İşverenin haklı nedenle feshinde eşit davranma borcu

Ali YÜKSEL
Ali YÜKSEL YARGITAY KARARLARI [email protected]

Haklı nedenle fesih işlemi, iş sözleşmesinin derhal sona ermesini sağlayan bir işlemdir. Bir diğer ifade ile haklı nedenle iş akdinin feshi halinde iş akdinin haklı nedenle fesheden yanın karşı tarafa ihbar önelinde bulunması veya ihbar tazminatı ödemesi gibi bir zaruret yoktur. İş Kanunu'nun 24'üncü maddesinde işçiler açısından, 25'inci maddesinde ise işveren açısından haklı neden teşkil eden haller sayılmıştır.

Burada sayılan nedenler incelendiğinde iş akdini haklı nedenle fesheden taraf açısından iş akdinin devamının çekilmez oldu görülmektedir. İş sözleşmesinin işveren tarafından haklı nedenle feshinde, haklı neden oluşturan vakıanın vukuu halinde kural olarak işveren, iş sözleşmesini feshedip feshetmemek hususunda serbesttir. Ancak işveren bu kararını verirken eşit işlemde bulunma borcu ile bağlıdır. Aksi takdirde yapılan fesih haksız fesih halini alacaktır. İşverenin birden fazla işçiye ilişkin bir haklı neden söz konusu olduğunda, birinin veya bir kısmının iş sözleşmelerini feshederken, diğerlerinin iş sözleşmelerini feshetmemesi işveren açısından iş ilişkisinin esasında devam edilebilir olduğunu göstermektedir. Bu durum işverenin yaptığı fesih işlemleri ile çelişmesi sonucunu doğuracaktır. Ancak işveren iki işçi arasında bir farklılığı tamamen objektif kanaatine göre değerlendiriyorsa bu şekilde kararın işverenin yönetim hakkı sınırları içerisinde kabul edilmesi gerekecektir. Ancak burada işverenin hakkını kötüniyetli biçimde kullanmaması, bir diğer ifade ile dürüstlük kaidelerine uygun hareket etmesi zaruridir. Eğer işveren yıllardır beraber çalıştığı ve güvendiği işçisi ile yeni başlayan ve iş akdini bitirmek istediği işçisinin kavgasını sağlar, daha sonra da yeni başlayan işçinin iş akdini haklı nedenle feshedip, güvendiği işçinin iş akdini yönetim hakkı sınırları içerisinde feshetmezse hakkını kötüye kullanmış olacaktır. Bu durumda iş akdi haklı nedenle feshedilen işçi işverenin eşit işlemde bulunmamasından ötürü talepte bulunabilecek, ayrımcılık tazminatı ve diğer işçilik alacakları için dava açabilecektir.

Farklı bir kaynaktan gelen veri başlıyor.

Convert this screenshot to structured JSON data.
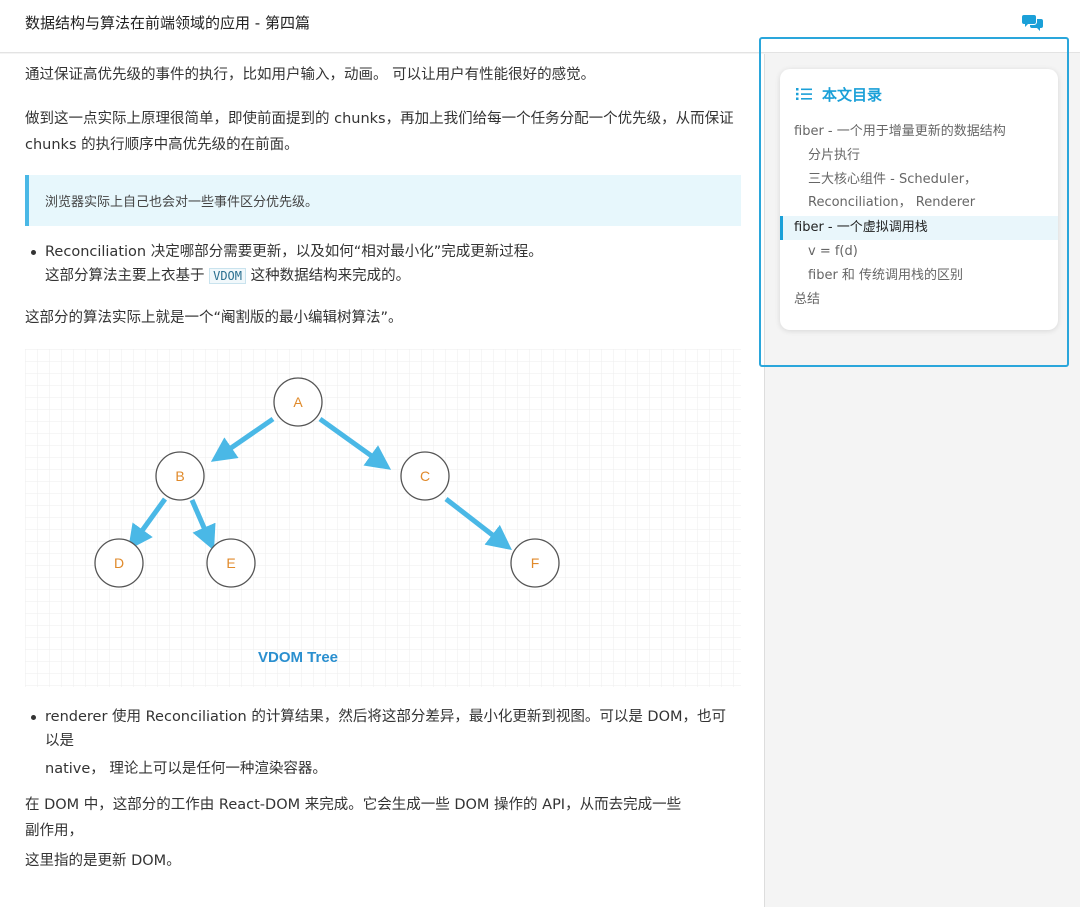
{
  "header": {
    "title": "数据结构与算法在前端领域的应用 - 第四篇",
    "chat_icon": "chat-bubbles-icon"
  },
  "article": {
    "p1": "通过保证高优先级的事件的执行，比如用户输入，动画。 可以让用户有性能很好的感觉。",
    "p2": "做到这一点实际上原理很简单，即使前面提到的 chunks，再加上我们给每一个任务分配一个优先级，从而保证 chunks 的执行顺序中高优先级的在前面。",
    "quote": "浏览器实际上自己也会对一些事件区分优先级。",
    "bullet1_line1": "Reconciliation 决定哪部分需要更新，以及如何“相对最小化”完成更新过程。",
    "bullet1_line2_pre": "这部分算法主要上衣基于",
    "bullet1_code": "VDOM",
    "bullet1_line2_post": "这种数据结构来完成的。",
    "p3": "这部分的算法实际上就是一个“阉割版的最小编辑树算法”。",
    "bullet2_line1": "renderer 使用 Reconciliation 的计算结果，然后将这部分差异，最小化更新到视图。可以是 DOM，也可",
    "bullet2_line2": "以是",
    "bullet2_line3": "native， 理论上可以是任何一种渲染容器。",
    "p4_line1": "在 DOM 中，这部分的工作由 React-DOM 来完成。它会生成一些 DOM 操作的 API，从而去完成一些",
    "p4_line2": "副作用，",
    "p4_line3": "这里指的是更新 DOM。"
  },
  "tree": {
    "label": "VDOM Tree",
    "nodes": [
      "A",
      "B",
      "C",
      "D",
      "E",
      "F"
    ],
    "node_color": "#e08a2b",
    "arrow_color": "#4ab8e6"
  },
  "toc": {
    "title": "本文目录",
    "icon": "list-icon",
    "items": [
      {
        "label": "fiber - 一个用于增量更新的数据结构"
      },
      {
        "label": "分片执行"
      },
      {
        "label": "三大核心组件 - Scheduler，"
      },
      {
        "label": "Reconciliation， Renderer"
      },
      {
        "label": "fiber - 一个虚拟调用栈"
      },
      {
        "label": "v = f(d)"
      },
      {
        "label": "fiber 和 传统调用栈的区别"
      },
      {
        "label": "总结"
      }
    ]
  }
}
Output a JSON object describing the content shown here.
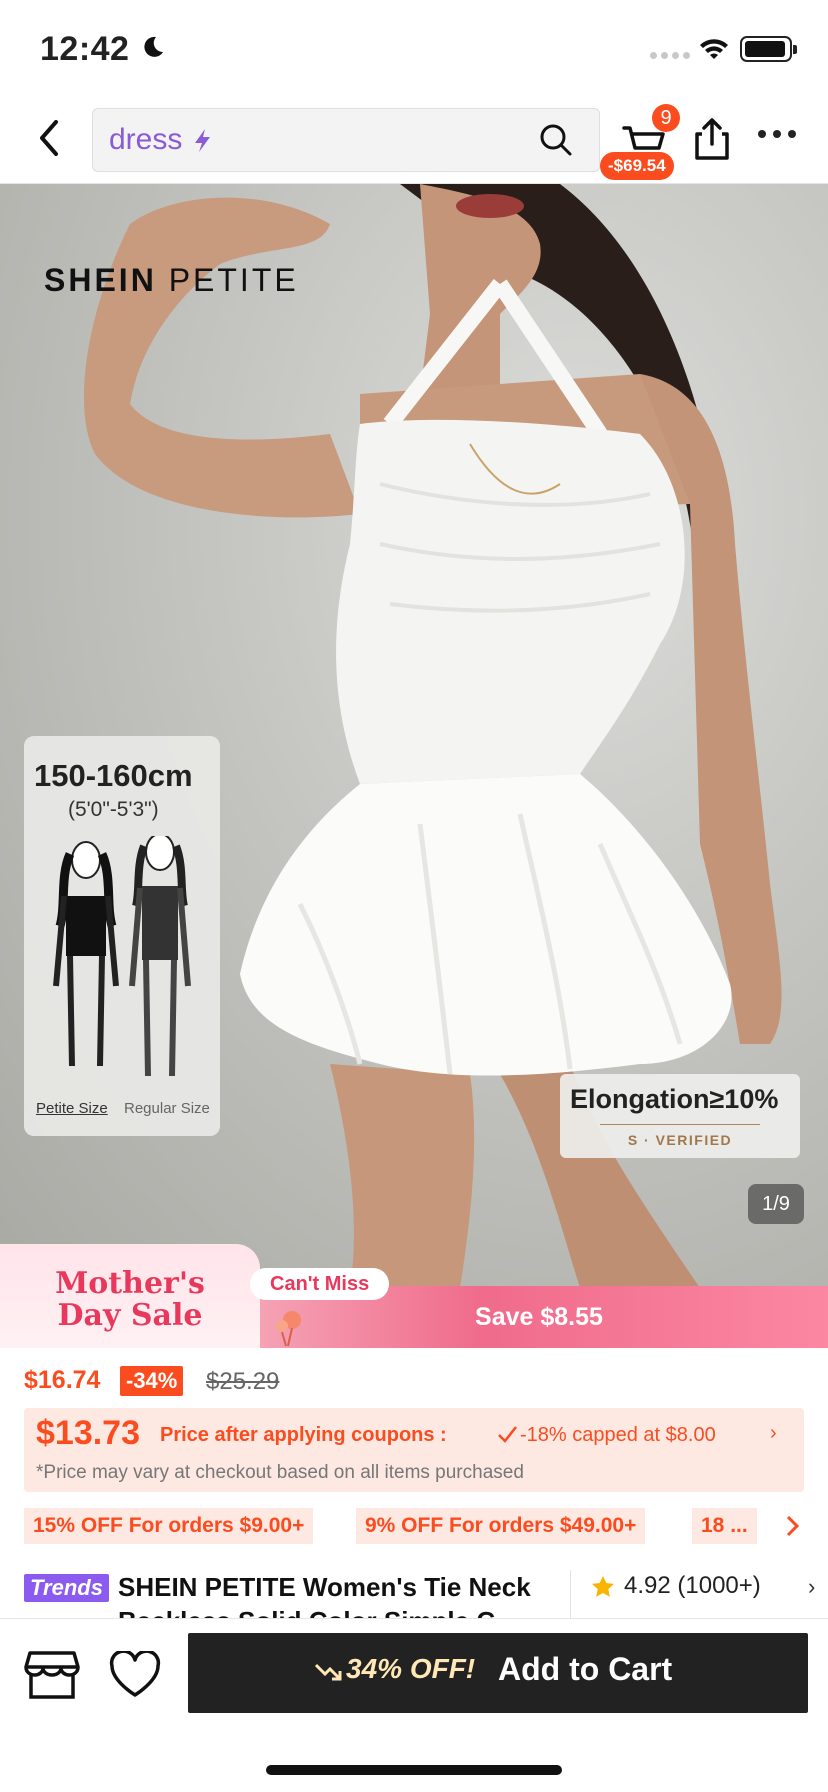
{
  "status_bar": {
    "time": "12:42"
  },
  "nav": {
    "search_query": "dress",
    "cart_count": "9",
    "cart_savings": "-$69.54"
  },
  "hero": {
    "brand_bold": "SHEIN",
    "brand_light": " PETITE",
    "size_card": {
      "height_cm": "150-160cm",
      "height_ft": "(5'0\"-5'3\")",
      "petite_label": "Petite Size",
      "regular_label": "Regular Size"
    },
    "elongation": "Elongation≥10%",
    "verified": "S · VERIFIED",
    "pager": "1/9"
  },
  "promo": {
    "title": "Mother's Day Sale",
    "cant_miss": "Can't Miss",
    "save": "Save $8.55"
  },
  "price": {
    "current": "$16.74",
    "discount": "-34%",
    "original": "$25.29"
  },
  "coupon": {
    "final_price": "$13.73",
    "after_label": "Price after applying coupons :",
    "cap_text": "-18% capped at $8.00",
    "note": "*Price may vary at checkout based on all items purchased"
  },
  "offers": [
    "15% OFF For orders $9.00+",
    "9% OFF For orders $49.00+",
    "18 ..."
  ],
  "product": {
    "trend_badge": "Trends",
    "title": "SHEIN PETITE Women's Tie Neck Backless Solid Color Simple C...",
    "rating": "4.92 (1000+)"
  },
  "bottom_bar": {
    "discount": "34% OFF!",
    "add_to_cart": "Add to Cart"
  },
  "colors": {
    "accent_orange": "#fa4c1f",
    "trend_purple": "#8b5bf0",
    "promo_pink": "#e8395c",
    "cta_dark": "#222222"
  }
}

Yargıtay'ın gerek 1475 sayılı Yasa döneminde gerekse de 4857 sayılı Yasa döneminde bu hususta verilmiş bir çok kararı vardır. Yargıtay 9'uncu Hukuk Dairesi 1999 tarihli bir kararında birden çok işçinin bölge çalışma müdürlüğüne şikayet dilekçesi vermesi üzerine işverence işçilerden biri hakkında yapılan feshi eşit davranma borcuna aykırı bularak haksız saymıştır. Bahse konu kararda Yargıtay işçilerin yasal hakları doğrultusunda verdikleri şikayet dilekçesinin hakaret olarak algılanamayacağını belirtmiş ve bu eylem hakaret olarak kabul edilse bile sadece davacının iş akdinin feshedilmiş olmasının iş akdinin feshinde eşit davranma borcuna aykırı olacağını söylemiştir. İşveren tarafından olayda iş akdi feshedilen işçinin elebaşı olduğu ileri sürülmüşse de bu husus ispatlanamamıştır. Yargıtay yine eski yasa dönemindeki bir başka kararında ise işverenin, bıyığını ikazlara rağmen kesmeyen işçinin iş akdini feshetmesi şeklinde gerçekleşen fesih işlemini işyerinde başkaca bıyıklı işçiler olması sebebiyle haksız bulmuştur.

Yargıtay iki işçinin birbirini darp etmesi neticesinde işverenin işçilerden sadece birinin iş akdini feshedip, diğerinin iş akdini feshetmemesini eşit işlem borcuna aykırı bulmuştur. Ancak Yargıtay'ın bu kararı işverenin yönetim hakkının esaslı anlamda kısıtlanması sonucunu doğuracağı ve işvereni feshe zorlaması nedeni ile eleştirilmiştir.